Markets tumbled drastically during the trading session of April 17, with the major equity indices losing an average of nearly -1.40%. The Dow Jones Industrial Average (INDEXDJX:.DJI) was particularly hit hard, losing almost 280 points against the prior day. Sparking anxiety across the investment community was the Greek debt crisis — an increasingly painful thorn in the European Union’s side — and heightened concerns over an equity bubble forming in China’s stock market. Economic unease of this magnitude typically bodes well for gold and silver bullion, which naturally operate as hedges against fiat currency-generated volatility. However, reality hasn’t been so kind, especially for silver: year-to-date against January’s peak price range, current valuations are down nearly -6%. Can investors hope for some magic for a year that started off promisingly?
Over the last 20 years, quarterly performance trends of the silver market has, in general, shared a direct relationship with market returns three months later. That is, investors can often bank on the probability that bullish trends in the past would usually translate to bullish trends in the immediate future. Likewise, those looking to hedge their positions in the metals could use recent volatility as a forewarning of more pain to come.

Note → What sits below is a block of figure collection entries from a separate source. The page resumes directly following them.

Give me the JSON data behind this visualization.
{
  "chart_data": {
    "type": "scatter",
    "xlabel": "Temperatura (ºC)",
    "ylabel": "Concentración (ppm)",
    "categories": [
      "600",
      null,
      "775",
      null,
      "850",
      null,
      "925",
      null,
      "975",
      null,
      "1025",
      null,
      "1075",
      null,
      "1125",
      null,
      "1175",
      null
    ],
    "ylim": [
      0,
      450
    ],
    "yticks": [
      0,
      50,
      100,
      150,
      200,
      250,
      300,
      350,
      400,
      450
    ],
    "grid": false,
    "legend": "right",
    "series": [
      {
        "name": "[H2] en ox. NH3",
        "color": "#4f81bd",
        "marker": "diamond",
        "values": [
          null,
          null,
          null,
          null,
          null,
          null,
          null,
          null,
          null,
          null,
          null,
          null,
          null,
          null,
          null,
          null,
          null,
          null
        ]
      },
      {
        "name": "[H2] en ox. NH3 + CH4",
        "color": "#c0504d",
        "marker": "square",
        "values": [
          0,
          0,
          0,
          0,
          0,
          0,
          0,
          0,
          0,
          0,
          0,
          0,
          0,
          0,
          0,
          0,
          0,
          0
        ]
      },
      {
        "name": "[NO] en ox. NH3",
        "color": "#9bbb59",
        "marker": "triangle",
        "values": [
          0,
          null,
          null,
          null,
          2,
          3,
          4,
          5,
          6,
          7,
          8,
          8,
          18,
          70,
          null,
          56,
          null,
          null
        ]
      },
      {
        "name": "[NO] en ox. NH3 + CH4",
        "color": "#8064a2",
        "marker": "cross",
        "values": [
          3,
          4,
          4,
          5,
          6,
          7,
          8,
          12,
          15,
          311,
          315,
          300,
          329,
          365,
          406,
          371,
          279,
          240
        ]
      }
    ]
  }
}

As it stands now, the lagging quarterly performance (past 90 days) of silver bullion is approximately -1.93%. Given similar technical conditions since 1995, the white metal’s chances of rising higher by July of this year is poor: only 37.5%. The reward for taking a gambler’s bet today is only an average profit potential of 4.69% whereas the risk is an average loss of -5.13%. In short, the markets are very choppy and the conditions are not favorable to make a directionally biased call.
But on a longer term scale, we may potentially see the fireworks that many investors feel is long overdue. There is evidence to suggest that extreme changes to the statistical relationship between past market performance and future market returns result in high-magnitude price swings. Such changes can be witnessed now, where the relationship is at an extreme low whereas the price action itself is attempting to build a support level. Because of the predictably cyclical nature of the relationship, we can expect a response to the other side of the spectrum. When this occurs, it is only natural to anticipate a bullish reversal in silver’s spot price.
It may take some time, however. The aforementioned statistical analysis gives very poor probabilities that silver will be trading higher during the coming summer months. Instead, investors may have to wait until the fall to winter season before the fireworks begin. This also happens to be the traditional strong season for the precious metals complex.
All in all, silver bullion, despite taking some recent beatings, looks poised to recover significantly by the end of this year.